If persist is 'on' or 'off' brushing can be done as many time as the user requires.
If persist='on' then the unit(s) currently brushed are added to those previously brushed. it is possible, every time a new brushing is done, to use a different color for the brushed units.
If persist='off' every time a new brush is performed units previously brushed are removed.
databrush.labeladd = add labels. If this option is '1', we label in the scatter plot matrix the units of the last selected group with the unit row index in matrix Y. The default value is labeladd='', i.e. no label is added.

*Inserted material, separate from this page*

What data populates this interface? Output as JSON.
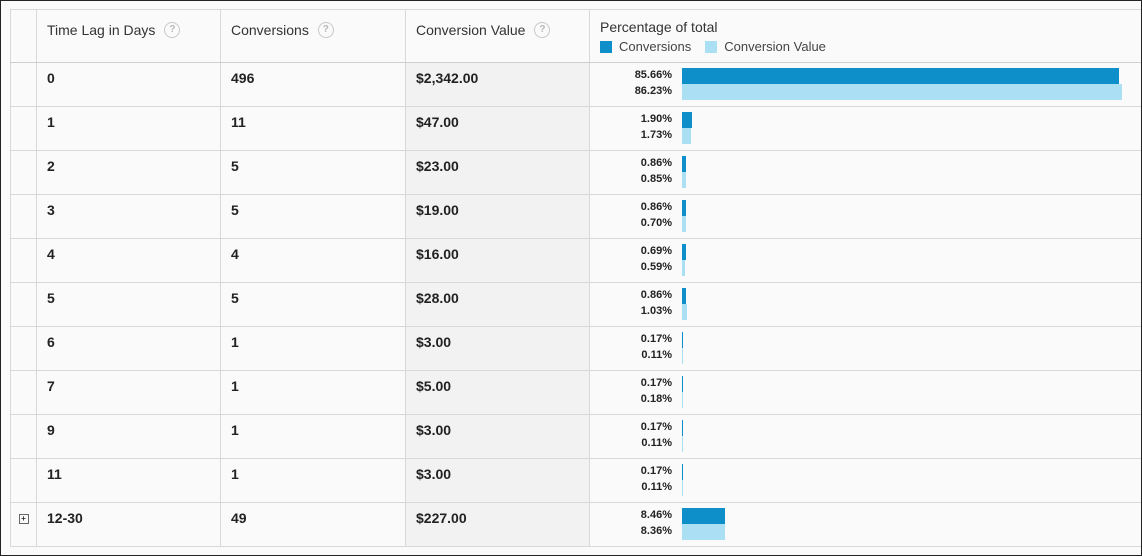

REMARK: the options which follow work in connection with previous option databrush and produce their effect on the scatter plot matrix of the original data.
Example: 'databrush',1
Data Types: single | double | struct
nameY
—variables labels of the original data matrix.cell.Cell array of strings containing the labels of the variables. As default value, the labels which are added are Y1, ..., Yv. This option is used just if previous option databrush is not empty.
Example: 'nameY',{'Y_1' Y_2'}
Data Types: character
label
—row labels.cell.Cell of length n containing the labels of the rows.
Example: 'label',{'UK' ... 'IT'}
Data Types: cell
MCDenv
—Empirical envelopes.
ArrayMatrix with size n-by-length(conflev) which contains the empirical confidence envelopes or vector of length length(conflev) containing teh quantiles of the reference distribution.
Rousseeuw P.J., Leroy A.M. (1987), "Robust regression and outlier detection", Wiley.